隣家に住む、幼なじみの梅子と信郎。兄、妹のようだったお互いが、いつしか、かけがえのない存在に。そして、結婚──。堀北真希さんと松坂桃李さんに、ふたりの関係のこれまでと、今後について、語っていただきました。
松坂 ただの幼なじみだった梅子と信郎が、結婚することになるとは……。ドラマの当初は、そういうことをあまり知らされていなかったよね。
堀北 うん。私の周りには、「きっと梅子は、お父さんの建造(高橋克実さん)が命を救った、戦災孤児のヒロシ君と結ばれるんだよ」って予想する人もいた(笑)。
松坂 あ、それは俺もちょっと思った。時を経て劇的な再会をして、年の差を乗り越えて結婚……とか(笑)。
堀北 中盤まで演じてきた流れでは、松岡さん(高橋光臣さん)と結婚するのかなという感じだったけど……。

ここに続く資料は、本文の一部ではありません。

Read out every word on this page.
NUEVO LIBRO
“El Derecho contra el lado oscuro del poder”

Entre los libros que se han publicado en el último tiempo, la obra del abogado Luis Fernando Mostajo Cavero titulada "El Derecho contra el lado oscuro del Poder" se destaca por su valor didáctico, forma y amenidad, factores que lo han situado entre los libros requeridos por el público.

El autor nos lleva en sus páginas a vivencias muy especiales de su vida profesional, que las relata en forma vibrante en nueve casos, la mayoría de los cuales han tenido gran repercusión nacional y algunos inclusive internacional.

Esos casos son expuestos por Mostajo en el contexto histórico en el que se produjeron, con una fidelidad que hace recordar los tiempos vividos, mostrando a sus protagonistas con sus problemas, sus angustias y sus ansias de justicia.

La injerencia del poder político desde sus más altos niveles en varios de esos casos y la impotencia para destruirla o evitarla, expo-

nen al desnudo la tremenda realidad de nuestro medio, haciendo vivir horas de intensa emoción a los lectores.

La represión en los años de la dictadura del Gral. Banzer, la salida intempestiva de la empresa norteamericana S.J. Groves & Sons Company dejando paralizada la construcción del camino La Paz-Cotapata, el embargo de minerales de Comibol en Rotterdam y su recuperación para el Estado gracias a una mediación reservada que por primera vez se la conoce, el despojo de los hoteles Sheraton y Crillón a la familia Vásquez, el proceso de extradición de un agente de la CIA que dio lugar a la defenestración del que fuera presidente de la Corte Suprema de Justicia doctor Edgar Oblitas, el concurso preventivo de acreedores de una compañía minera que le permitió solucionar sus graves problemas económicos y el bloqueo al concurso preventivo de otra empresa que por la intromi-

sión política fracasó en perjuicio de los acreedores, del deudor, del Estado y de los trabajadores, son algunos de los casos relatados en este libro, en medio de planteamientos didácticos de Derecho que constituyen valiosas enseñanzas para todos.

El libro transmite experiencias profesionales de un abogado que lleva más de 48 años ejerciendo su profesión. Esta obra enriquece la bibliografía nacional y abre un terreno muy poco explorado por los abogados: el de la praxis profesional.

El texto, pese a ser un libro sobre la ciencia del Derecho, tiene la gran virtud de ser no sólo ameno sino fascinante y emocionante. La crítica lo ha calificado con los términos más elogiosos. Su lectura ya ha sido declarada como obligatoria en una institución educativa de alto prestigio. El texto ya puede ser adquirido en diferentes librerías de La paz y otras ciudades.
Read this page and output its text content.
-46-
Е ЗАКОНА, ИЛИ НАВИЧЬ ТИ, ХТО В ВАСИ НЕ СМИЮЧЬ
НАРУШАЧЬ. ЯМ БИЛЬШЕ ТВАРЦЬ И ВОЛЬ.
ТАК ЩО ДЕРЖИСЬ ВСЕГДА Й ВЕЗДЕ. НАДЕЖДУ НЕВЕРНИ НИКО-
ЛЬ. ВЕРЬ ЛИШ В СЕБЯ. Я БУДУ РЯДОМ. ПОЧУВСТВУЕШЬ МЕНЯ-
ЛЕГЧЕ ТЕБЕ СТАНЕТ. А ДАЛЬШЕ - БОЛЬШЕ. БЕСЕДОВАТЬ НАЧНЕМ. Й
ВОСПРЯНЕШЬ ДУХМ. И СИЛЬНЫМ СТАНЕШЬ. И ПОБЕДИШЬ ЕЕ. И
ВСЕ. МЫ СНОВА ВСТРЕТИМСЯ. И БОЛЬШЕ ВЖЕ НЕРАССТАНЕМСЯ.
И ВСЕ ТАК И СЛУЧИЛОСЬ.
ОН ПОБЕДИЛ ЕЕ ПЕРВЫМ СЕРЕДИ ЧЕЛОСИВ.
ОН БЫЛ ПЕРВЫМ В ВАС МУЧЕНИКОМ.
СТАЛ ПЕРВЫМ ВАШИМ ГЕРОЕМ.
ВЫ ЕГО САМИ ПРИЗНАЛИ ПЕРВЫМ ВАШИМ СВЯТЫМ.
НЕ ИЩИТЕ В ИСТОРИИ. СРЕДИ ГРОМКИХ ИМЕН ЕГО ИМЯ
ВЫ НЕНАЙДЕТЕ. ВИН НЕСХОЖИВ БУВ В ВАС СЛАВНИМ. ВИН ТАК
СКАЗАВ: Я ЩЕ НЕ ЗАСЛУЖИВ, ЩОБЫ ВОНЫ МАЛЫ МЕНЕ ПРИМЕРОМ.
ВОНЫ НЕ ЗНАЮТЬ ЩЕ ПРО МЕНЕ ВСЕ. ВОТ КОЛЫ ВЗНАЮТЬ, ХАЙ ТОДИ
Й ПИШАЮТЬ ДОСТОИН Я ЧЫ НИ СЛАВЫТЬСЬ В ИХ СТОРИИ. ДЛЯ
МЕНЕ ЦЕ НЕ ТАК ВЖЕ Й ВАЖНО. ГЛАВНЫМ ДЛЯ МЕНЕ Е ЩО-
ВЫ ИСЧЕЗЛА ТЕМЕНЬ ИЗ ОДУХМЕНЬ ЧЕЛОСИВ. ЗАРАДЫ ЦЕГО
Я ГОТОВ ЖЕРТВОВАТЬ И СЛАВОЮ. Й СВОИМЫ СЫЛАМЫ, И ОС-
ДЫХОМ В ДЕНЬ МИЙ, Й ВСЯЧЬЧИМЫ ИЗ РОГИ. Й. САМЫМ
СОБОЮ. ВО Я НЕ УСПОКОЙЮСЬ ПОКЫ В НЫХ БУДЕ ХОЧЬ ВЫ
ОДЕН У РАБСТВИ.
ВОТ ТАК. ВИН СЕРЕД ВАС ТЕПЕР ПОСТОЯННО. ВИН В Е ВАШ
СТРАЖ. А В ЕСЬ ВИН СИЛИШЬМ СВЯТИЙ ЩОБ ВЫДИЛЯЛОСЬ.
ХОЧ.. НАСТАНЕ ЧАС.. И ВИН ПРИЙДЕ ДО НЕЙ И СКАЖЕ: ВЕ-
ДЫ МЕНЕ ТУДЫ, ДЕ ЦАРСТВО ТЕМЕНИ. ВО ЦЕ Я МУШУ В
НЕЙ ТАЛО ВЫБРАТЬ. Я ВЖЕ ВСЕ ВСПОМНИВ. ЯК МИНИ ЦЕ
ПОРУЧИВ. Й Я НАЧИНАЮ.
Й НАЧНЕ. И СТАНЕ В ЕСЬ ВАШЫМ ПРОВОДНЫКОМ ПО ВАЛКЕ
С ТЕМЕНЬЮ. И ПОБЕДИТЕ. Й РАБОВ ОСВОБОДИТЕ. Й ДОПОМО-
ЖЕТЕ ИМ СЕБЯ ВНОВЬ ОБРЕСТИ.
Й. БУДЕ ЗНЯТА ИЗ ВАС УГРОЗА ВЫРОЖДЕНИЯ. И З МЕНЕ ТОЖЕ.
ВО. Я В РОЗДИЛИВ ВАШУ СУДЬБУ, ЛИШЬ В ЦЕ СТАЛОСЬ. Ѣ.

松坂 信郎には、咲江(佐津川愛美さん)という恋人もいたしね。
堀北 そういえば、咲江ちゃんとは、どういうきっかけでつきあうことになったの?
松坂 ドラマでは描かれなかったから、俺もそれを知りたくて監督に聞いたら、「きっと告白したのは信郎からじゃなくて、咲江ちゃんからだな」だって。最後は信郎があっさりフラれたけど(笑)。
堀北 いずれにしても、梅子とノブ(信郎)の間には恋愛の気配がなかったから、ノブへの感情の変化を演じていくのは、ちょっと難しかった。松岡さんとつきあっているときと、ノブとの結婚話が持ち上がっているときのシーンを並行して撮影していたこともあったし……。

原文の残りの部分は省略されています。